Advancing EEG-Based Gaze Prediction Using Depthwise Separable Convolution and Enhanced Pre-Processing
Matthew L Key, Tural Mehtiyev, Xiaodong Qu
TL;DR
The paper addresses the challenge of accurately predicting gaze position from EEG data by leveraging a hybrid EEGViT architecture enhanced with depthwise separable convolutions and a clustering-based pre-processing pipeline. The proposed EEG-DCViT combines DS-CNNs with data clustering to improve feature extraction and label fidelity, yielding superior performance on the EEGEyeNet Absolute Position task. It achieves a new benchmark RMSE of $51.6 \pm 0.2$ mm, surpassing the prior $55.4 \pm 0.2$ mm, thus demonstrating the value of targeted pre-processing and architectural refinements for EEG-based gaze estimation. The work has practical implications for EEG-based brain-computer interfaces and emphasizes the importance of data-quality improvements and efficient neural architectures in neural decoding tasks.
Abstract
In the field of EEG-based gaze prediction, the application of deep learning to interpret complex neural data poses significant challenges.
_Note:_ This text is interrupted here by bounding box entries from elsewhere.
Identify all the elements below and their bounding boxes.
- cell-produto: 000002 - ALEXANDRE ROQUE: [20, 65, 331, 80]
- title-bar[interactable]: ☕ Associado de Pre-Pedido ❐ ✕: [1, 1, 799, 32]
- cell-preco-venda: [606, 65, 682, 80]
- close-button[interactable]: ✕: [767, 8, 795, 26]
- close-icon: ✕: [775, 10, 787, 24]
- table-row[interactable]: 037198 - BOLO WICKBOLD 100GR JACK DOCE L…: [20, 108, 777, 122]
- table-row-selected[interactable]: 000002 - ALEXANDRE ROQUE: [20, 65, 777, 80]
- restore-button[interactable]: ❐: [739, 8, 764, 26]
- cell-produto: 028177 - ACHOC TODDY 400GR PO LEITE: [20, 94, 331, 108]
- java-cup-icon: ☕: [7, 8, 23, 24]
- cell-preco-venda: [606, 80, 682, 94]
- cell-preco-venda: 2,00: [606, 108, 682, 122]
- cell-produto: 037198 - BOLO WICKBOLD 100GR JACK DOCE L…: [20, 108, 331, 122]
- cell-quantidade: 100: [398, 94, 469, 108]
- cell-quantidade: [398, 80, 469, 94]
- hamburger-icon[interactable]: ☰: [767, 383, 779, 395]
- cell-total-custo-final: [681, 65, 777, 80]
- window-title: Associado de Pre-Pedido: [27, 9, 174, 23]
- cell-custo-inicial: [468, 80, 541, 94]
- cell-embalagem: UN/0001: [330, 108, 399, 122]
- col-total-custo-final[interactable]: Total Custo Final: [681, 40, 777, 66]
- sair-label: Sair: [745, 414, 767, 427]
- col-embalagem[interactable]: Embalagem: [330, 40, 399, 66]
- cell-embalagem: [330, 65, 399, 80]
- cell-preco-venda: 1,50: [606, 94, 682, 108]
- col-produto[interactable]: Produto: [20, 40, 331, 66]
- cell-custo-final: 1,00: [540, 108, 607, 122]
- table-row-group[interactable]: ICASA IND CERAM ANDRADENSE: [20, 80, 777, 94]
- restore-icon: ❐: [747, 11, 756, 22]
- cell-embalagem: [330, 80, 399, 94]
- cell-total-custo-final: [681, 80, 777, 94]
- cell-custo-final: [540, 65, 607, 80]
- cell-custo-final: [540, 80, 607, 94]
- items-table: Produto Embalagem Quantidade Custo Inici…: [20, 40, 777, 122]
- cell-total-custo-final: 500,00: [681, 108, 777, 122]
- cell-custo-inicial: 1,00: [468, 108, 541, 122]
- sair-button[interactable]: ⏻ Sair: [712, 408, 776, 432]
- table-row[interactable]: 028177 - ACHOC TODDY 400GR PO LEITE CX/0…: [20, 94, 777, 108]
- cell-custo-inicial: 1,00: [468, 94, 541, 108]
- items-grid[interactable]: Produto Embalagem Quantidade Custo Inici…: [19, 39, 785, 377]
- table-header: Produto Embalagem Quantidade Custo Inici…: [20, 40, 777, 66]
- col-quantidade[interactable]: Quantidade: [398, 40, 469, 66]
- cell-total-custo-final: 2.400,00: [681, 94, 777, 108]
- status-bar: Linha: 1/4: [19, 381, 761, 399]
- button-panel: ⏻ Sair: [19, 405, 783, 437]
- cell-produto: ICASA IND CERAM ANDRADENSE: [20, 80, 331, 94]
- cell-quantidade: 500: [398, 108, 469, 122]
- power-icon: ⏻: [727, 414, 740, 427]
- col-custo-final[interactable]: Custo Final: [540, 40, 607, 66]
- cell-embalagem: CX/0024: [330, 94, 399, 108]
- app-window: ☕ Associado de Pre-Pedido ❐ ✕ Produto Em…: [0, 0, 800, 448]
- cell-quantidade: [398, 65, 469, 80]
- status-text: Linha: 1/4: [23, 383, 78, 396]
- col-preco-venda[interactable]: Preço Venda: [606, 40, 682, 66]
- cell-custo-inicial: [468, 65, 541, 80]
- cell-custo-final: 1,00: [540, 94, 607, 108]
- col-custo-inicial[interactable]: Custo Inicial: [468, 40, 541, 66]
This study evaluates the effectiveness of pre-processing techniques and the effect of additional depthwise separable convolution on EEG vision transformers (ViTs) in a pretrained model architecture. We introduce a novel method, the EEG Deeper Clustered Vision Transformer (EEG-DCViT), which combines depthwise separable convolutional neural networks (CNNs) with vision transformers, enriched by a pre-processing strategy involving data clustering. The new approach demonstrates superior performance, establishing a new benchmark with a Root Mean Square Error (RMSE) of 51.6 mm. This achievement underscores the impact of pre-processing and model refinement in enhancing EEG-based applications.